The money bought them plane tickets and 10 days in a cramped cabin in the bowels of a cruise ship in Athens. But even that package — the cheapest they could find through a travel agent during the run-up to the Athens games — cost far more than they had in reserves.

“We’re a blue-collar family,” said Kirk, a Seattle City Light engineer. “Where are you supposed to come up with that chunk of money?”

The Kirks mulled it over, and thought the same things countless other parents think: “It’s a once-in-a-lifetime experience.” So they borrowed the money and got to see Tara claim a silver medal in the medley relay.

Some parents fare much worse. Timing works against them: Most Olympic team members are officially named only weeks before the Games. That forces families, who already may have supported an Olympic dream for a decade, to compete for lodging — and extra tickets for siblings and other relatives — when prices are at their peak.

Record demand for tickets, and inflated prices for lodging in Vancouver, likely will make athletes’ families repeat the scramble to attend the Olympics in February.
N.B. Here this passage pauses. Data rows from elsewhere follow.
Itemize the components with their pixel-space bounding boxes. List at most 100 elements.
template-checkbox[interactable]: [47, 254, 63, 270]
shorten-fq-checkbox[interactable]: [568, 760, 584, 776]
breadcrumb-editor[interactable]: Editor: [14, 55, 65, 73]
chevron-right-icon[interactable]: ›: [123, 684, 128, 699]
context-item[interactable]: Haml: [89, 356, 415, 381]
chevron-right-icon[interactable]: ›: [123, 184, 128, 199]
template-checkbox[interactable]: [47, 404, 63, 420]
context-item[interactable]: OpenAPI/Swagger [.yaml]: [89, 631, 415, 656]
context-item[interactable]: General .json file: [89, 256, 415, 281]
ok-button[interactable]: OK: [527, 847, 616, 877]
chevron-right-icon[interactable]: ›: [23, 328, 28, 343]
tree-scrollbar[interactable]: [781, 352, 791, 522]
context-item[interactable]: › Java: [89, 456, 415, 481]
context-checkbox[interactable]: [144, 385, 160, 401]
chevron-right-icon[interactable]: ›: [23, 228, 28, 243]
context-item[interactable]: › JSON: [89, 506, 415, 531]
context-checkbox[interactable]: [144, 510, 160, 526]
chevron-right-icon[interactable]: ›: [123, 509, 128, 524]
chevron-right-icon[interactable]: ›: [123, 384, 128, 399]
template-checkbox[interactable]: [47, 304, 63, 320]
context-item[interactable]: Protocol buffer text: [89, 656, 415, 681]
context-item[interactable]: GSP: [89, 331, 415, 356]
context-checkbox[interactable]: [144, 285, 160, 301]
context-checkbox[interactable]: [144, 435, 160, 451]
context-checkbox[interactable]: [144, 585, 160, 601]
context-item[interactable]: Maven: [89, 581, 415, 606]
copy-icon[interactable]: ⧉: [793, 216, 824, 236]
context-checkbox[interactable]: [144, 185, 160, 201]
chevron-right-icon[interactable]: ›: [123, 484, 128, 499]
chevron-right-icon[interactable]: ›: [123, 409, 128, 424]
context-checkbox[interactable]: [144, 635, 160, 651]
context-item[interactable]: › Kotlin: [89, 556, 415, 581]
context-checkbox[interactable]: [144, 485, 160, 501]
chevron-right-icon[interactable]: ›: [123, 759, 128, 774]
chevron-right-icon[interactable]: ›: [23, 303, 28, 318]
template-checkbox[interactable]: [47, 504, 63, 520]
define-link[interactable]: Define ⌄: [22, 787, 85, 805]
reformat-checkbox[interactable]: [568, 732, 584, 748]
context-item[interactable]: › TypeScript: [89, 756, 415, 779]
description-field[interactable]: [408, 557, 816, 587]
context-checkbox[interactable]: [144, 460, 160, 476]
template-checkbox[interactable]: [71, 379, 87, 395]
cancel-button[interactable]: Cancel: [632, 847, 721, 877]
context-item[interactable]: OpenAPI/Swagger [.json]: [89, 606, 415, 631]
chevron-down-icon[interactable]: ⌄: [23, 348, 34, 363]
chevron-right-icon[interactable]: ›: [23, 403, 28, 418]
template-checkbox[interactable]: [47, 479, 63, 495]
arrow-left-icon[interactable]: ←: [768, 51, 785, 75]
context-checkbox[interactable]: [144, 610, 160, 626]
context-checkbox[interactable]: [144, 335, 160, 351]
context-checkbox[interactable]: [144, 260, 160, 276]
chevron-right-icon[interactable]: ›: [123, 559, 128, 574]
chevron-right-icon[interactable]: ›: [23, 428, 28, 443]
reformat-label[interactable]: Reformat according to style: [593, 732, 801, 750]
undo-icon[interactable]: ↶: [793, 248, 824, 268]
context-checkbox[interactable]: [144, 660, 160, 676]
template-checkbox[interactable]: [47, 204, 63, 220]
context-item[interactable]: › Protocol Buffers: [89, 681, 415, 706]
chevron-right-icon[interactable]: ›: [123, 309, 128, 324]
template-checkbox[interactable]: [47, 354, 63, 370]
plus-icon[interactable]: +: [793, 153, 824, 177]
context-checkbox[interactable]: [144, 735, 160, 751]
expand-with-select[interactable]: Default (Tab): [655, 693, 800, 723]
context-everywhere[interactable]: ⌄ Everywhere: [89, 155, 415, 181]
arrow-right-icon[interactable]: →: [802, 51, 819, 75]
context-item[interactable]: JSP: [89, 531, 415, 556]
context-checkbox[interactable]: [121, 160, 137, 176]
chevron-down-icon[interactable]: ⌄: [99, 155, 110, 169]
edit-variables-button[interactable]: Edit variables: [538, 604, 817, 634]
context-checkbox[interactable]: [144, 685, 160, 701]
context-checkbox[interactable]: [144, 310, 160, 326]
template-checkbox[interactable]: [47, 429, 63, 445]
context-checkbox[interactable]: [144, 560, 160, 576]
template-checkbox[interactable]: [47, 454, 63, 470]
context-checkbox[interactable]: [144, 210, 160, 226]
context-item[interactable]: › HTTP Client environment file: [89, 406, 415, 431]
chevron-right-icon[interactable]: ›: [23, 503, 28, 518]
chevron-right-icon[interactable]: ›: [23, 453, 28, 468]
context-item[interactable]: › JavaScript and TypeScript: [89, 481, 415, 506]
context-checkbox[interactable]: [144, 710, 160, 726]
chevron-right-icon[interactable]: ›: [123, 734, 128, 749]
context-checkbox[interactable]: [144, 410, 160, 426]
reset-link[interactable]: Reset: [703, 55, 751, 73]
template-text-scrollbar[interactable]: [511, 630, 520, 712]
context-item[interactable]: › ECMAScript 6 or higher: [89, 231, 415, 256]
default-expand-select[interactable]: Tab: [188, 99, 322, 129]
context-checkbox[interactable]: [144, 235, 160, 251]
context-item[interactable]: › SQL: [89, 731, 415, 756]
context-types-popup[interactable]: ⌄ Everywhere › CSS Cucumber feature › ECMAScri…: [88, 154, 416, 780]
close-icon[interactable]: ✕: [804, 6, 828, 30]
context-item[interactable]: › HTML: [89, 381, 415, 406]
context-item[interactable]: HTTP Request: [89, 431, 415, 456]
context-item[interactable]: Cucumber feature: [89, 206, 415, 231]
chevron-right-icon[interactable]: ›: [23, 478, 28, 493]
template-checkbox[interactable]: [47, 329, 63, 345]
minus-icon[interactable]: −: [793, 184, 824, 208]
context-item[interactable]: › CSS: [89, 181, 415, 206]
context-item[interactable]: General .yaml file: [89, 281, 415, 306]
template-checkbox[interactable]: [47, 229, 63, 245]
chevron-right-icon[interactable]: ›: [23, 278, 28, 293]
Most Vancouver-area hotels are booked, and remaining rooms are going for up to five times their normal rate.

Sue and Bob Celski of Federal Way already know their 19-year-old son, J.R., will compete in short-track speedskating over multiple days at Pacific Coliseum.

Rather than shell out $800 to $1,000 a night for lodging, they say, they’ll stay with Vancouver-area acquaintances. But after several unsuccessful attempts to get tickets through the sole U.S. distributor, CoSport, they’re still without tickets for themselves and for J.R.’s two older brothers. “We’ve had to worry about: A) getting our son to be one of the Olympians, and now B) getting tickets to see him,” Sue Celski said.

Some help is on the horizon. The U.S. Olympic Committee pledges to provide athletes with two family tickets, paid for by the USOC, for every event in which they compete. The organization already has enough tickets lined up, about 2,500, to meet that commitment, said Nancy Gonsalves of the USOC’s international games division.

On rare occasions, scheduling snafus will create situations where an athlete doesn’t get any family tickets, although that’s rare, she said.

For anything beyond the two complimentary tickets, families are on their own, competing with the masses through an authorized ticket seller, in this case CoSport.

The Celskis said they’re happy to pay for more tickets but would welcome changes that would allow J.R.’s two brothers to watch him skate. One brother, Chris, actually moved with J.R. to California five years ago and served as his legal guardian while he trained there. “It’s been years getting here,” Bob Celski said. “This has been a whole-family project.”